B. The foundation of search engines: do search engines without crawlers;

C. Establish knowledge graph to help establish training set of machine learning:

D. Can make price comparison and trend analysis of various commodities, etc. :

E. Others: such as analyzing the data of competitors on Taobao; Analyze the data transmission influence of weibo, the government’s public opinion analysis, the relationship between people and so on;

In a word: in today’s era of big data, the premise of any value analysis is data, and crawler is a means of low cost and high income to obtain this premise. For the students, another important value is to solve the employment problem.

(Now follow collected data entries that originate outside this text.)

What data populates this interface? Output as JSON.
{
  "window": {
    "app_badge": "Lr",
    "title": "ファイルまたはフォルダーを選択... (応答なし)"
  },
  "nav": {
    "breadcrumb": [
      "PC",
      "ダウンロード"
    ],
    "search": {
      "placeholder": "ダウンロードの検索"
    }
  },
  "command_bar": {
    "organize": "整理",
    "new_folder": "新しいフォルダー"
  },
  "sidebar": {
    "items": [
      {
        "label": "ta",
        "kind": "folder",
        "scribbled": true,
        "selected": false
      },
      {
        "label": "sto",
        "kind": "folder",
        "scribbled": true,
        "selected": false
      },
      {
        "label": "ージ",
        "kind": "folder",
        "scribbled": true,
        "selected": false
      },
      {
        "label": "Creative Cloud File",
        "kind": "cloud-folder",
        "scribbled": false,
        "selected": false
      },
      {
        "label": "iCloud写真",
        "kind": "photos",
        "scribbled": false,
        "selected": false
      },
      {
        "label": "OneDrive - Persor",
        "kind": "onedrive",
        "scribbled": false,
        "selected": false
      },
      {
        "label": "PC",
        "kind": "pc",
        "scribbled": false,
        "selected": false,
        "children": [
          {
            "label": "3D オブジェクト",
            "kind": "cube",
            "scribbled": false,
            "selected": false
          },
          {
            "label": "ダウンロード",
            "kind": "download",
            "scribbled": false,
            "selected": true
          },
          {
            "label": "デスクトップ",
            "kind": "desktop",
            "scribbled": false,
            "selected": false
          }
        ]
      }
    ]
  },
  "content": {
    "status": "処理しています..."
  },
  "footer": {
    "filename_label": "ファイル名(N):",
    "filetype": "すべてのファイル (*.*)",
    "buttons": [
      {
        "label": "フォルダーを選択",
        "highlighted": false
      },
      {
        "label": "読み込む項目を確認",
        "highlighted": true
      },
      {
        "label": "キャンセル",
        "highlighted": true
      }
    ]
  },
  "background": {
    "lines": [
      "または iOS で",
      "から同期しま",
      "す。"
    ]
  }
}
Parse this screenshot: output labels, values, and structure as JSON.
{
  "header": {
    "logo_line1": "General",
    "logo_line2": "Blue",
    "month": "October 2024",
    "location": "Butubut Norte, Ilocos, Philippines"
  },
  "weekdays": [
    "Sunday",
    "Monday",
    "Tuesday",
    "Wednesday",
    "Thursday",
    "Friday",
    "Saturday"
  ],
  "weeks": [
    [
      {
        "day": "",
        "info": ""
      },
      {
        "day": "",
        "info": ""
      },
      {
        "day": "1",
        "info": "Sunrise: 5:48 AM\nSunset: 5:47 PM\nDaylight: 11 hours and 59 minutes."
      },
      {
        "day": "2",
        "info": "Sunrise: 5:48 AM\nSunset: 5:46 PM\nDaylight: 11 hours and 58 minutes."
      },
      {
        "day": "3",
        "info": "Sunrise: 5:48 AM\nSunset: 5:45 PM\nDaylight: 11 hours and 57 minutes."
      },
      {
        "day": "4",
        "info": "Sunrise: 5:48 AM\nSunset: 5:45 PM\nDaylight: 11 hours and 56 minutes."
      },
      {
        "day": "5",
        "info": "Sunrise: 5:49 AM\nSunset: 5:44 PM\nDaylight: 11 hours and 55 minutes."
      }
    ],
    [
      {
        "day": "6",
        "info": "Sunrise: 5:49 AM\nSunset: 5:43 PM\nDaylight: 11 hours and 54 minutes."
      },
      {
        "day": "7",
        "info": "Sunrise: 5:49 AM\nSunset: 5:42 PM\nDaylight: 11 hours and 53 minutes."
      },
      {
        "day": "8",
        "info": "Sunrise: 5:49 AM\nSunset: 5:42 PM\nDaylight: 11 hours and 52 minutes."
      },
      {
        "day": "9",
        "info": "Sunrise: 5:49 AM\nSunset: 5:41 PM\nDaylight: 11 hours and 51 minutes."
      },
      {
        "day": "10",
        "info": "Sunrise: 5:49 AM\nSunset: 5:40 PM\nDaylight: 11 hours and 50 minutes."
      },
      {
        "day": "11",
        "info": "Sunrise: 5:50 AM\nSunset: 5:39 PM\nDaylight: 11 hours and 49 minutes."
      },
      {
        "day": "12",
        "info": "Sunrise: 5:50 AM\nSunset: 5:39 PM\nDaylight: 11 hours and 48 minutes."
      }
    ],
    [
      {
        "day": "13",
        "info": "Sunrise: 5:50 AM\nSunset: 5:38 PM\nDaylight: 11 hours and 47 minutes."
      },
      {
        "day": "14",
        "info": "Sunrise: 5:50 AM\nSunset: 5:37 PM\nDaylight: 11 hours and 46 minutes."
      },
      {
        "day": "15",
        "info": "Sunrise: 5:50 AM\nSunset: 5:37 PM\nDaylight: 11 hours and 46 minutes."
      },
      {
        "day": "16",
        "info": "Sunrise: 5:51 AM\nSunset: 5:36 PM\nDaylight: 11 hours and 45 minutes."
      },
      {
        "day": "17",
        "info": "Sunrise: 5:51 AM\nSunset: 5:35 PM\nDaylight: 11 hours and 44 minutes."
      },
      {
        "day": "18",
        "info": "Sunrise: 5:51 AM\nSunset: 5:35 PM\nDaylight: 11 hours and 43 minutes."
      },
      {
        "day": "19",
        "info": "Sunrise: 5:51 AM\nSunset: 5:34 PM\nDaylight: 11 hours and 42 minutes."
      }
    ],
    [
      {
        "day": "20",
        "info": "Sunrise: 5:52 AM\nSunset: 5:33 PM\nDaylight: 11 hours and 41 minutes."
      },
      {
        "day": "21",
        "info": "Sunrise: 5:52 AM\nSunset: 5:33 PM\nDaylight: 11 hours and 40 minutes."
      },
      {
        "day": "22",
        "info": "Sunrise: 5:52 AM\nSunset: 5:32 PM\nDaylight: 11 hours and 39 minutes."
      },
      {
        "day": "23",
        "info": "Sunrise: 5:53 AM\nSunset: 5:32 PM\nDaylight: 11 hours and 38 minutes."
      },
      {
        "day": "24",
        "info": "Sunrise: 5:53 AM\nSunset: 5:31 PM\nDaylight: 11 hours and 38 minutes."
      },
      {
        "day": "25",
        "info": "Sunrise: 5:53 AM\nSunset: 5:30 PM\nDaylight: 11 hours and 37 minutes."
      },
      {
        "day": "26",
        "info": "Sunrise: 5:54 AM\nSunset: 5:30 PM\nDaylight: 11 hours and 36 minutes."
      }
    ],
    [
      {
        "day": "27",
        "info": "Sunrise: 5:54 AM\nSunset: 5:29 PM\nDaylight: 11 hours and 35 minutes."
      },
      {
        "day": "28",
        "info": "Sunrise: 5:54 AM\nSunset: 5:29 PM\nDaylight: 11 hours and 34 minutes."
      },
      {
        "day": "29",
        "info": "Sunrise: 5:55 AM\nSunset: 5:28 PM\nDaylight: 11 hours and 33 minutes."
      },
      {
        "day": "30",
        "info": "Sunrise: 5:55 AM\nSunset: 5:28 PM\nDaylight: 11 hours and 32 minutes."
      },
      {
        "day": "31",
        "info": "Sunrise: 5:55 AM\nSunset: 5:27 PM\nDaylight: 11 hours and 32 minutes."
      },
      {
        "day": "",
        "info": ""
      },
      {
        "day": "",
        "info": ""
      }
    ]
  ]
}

Three, how to make a reptile

Crawlers in Python are very easy, as simple as two lines of code in an interactive environment

Is it so easy to be a reptile?

Of course not. Let’s look at the knowledge and skills needed to be a reptile engineer:

******** Crawler engineer promotion road, web crawler involves what technologies:

Junior Reptile Engineer:

  1. Web front-end knowledge: HTML, CSS, JavaScript, DOM, DHTML, Ajax, jQuery, JSON, etc.
  2. Regular expression, can extract the normal general web page want information, such as some special text, link information, know what is lazy, what is greedy type of regular;
  3. You can use RE, BeautifulSoup, XPath, etc to get node information in the DOM structure.
  4. Know what is depth first, breadth first grasping algorithm, and use rules in practice;
  5. Ability to analyze the structure of simple websites, using URllib or Requests library for simple data fetching;

Intermediate Crawler Engineer:

  1. Understand Hash and use simple algorithms such as MD5 and SHA1 to Hash data for storage.
  2. Familiar with basic knowledge of HTTP and HTTPS protocol, understand GET and POST methods, understand information in HTTP headers, including return status code, encoding, user-agent, cookie, session, etc.
  3. User-agent can be set for data crawling, setting agents, etc.;
  4. I know what Request and Response are, and can use Fiddler, Wireshark and other tools to capture and analyze simple network data packets. For dynamic crawler, we should learn to analyze Ajax request, simulate the manufacture of Post packet request, capture client session and other information. For some simple websites, we can automatically log in through simulated packet.
  5. For difficult websites, learn to use PhatomJS + Selenium to capture some dynamic web information;
  6. Concurrent download, accelerate data capture through parallel download; The use of multithreading;

Senior Crawler Engineer:

  1. Can use Tesseract, a variety of image processing technology, CNN, Baidu AI and other libraries for verification code recognition;
  2. Can use data mining techniques, classification algorithms to avoid dead links, etc.
  3. I can use common databases for data storage and query, such as Mongodb, Redis(cache of large data), etc. Download cache, learn how to avoid the problem of repeated downloads through caching; Use of Bloom Filter;
  4. Machine learning technology can be used to dynamically adjust the crawler’s crawling strategy, so as to avoid being banned IP number.
  5. Can use some open source framework Scrapy and other distributed crawler, can deploy control distributed crawler for large-scale data capture.